Andrew Small explain how and why he thinks that the Chinese challenge is dramatically and dangerously changing.
As recently as September 2021, outgoing German Chancellor Angela Merkel described economic relations between Europe and China as “win-win.” Within nine months, the EU’s de facto Foreign Minister Josep Borrell described EU-China relations as “a dialogue of the deaf.”
Geopolitics rarely moves at that speed. Even if by then Merkel was trying to gild her legacy and Borrell often says the wrong thing at the wrong time, there is no doubt that the prevailing view of China in many European capitals has suddenly flipped from growing cooperation to feared confrontation.
What happened? Did President Xi’s hardening approaches—from wolf warrior diplomacy to his “No Limits” commitment to Russia to lecturing Western leaders—shock European leaders? Did American pressure on 5G, Huawei and microchips force a strategic rethink? Can Europe actually afford to confront China?

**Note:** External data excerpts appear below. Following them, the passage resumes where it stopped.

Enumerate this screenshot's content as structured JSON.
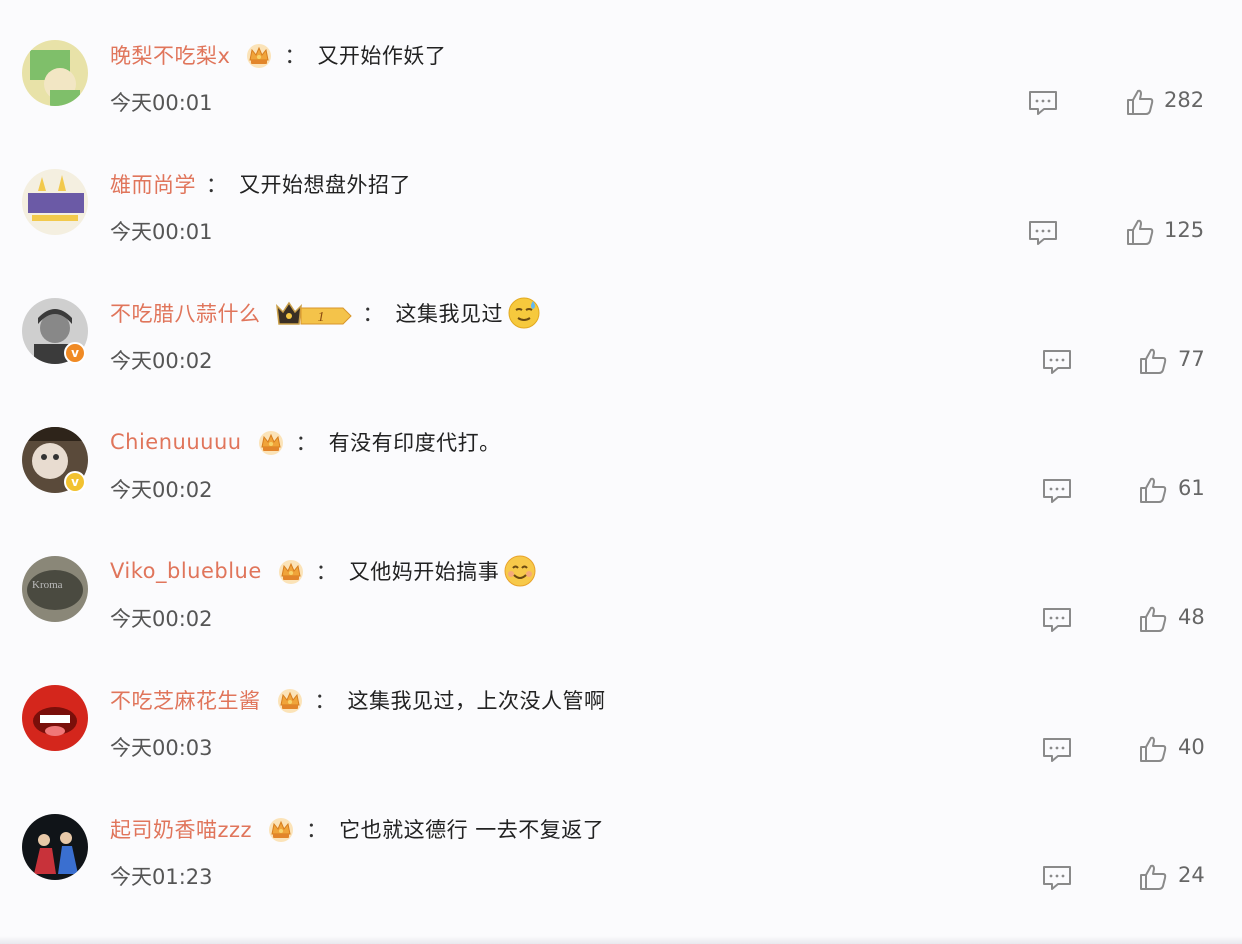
{
  "comments": [
    {
      "username": "晚梨不吃梨x",
      "badge": "crown",
      "text": "又开始作妖了",
      "time": "今天00:01",
      "likes": "282",
      "avatar_colors": [
        "#7fbf6a",
        "#e8e2a8"
      ],
      "verified": null
    },
    {
      "username": "雄而尚学",
      "badge": null,
      "text": "又开始想盘外招了",
      "time": "今天00:01",
      "likes": "125",
      "avatar_colors": [
        "#6b5aa6",
        "#f2c94c"
      ],
      "verified": null
    },
    {
      "username": "不吃腊八蒜什么",
      "badge": "level",
      "badge_level": "1",
      "text": "这集我见过",
      "emoji": "sweat-smile",
      "time": "今天00:02",
      "likes": "77",
      "avatar_colors": [
        "#3b3b3b",
        "#cfcfcf"
      ],
      "verified": "#f08a24"
    },
    {
      "username": "Chienuuuuu",
      "badge": "crown",
      "text": "有没有印度代打。",
      "time": "今天00:02",
      "likes": "61",
      "avatar_colors": [
        "#5a4a3a",
        "#e8dcd0"
      ],
      "verified": "#f2c230"
    },
    {
      "username": "Viko_blueblue",
      "badge": "crown",
      "text": "又他妈开始搞事",
      "emoji": "smile",
      "time": "今天00:02",
      "likes": "48",
      "avatar_colors": [
        "#4a4a40",
        "#8a8778"
      ],
      "verified": null
    },
    {
      "username": "不吃芝麻花生酱",
      "badge": "crown",
      "text": "这集我见过，上次没人管啊",
      "time": "今天00:03",
      "likes": "40",
      "avatar_colors": [
        "#d4261c",
        "#ffffff"
      ],
      "verified": null
    },
    {
      "username": "起司奶香喵zzz",
      "badge": "crown",
      "text": "它也就这德行 一去不复返了",
      "time": "今天01:23",
      "likes": "24",
      "avatar_colors": [
        "#101418",
        "#c8323a"
      ],
      "verified": null
    }
  ],
  "colon": "：",
  "icons": {
    "reply": "comment-icon",
    "like": "thumbs-up-icon",
    "badge": "crown-badge-icon"
  },
  "colors": {
    "username": "#e0755b",
    "icon": "#8a8a8a"
  }
}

Andrew Small has answers. A deeply experienced policy analyst, Small is a senior fellow at the German Marshall Fund, and recently published, “No Limits: The Inside Story of China’s War with the West.” That book and this conversation explain how and why he thinks that the Chinese challenge is dramatically and dangerously changing.
ABOUT OUR GUEST
Andrew Small is a senior transatlantic fellow with the Asia program at the German Marshall Fund of the United States. His research focuses on U.S.-China relations, Europe-China relations, and broader developments in Chinese foreign and economic policy. He previously worked as the director of the Foreign Policy Centre’s Beijing office; as a fellow at the European Council on Foreign Relations, Chinese Academy of Social Sciences, and Australia National University’s National Security College; and was an ESU scholar in the office of Senator Edward M. Kennedy. He has testified before the U.S.-China Economic and Security Review Commission and both the Foreign Affairs Committee and the Development Committee of the European Parliament, and his articles and papers have been published in Foreign Affairs, the New York Times, Foreign Policy, and the Washington Quarterly, as well as many other journals, magazines and newspapers. He is the author of The China-Pakistan Axis: Asia’s New Geopolitics, published by Hurst / Oxford University Press / Random House. Small was educated at Balliol College, University of Oxford.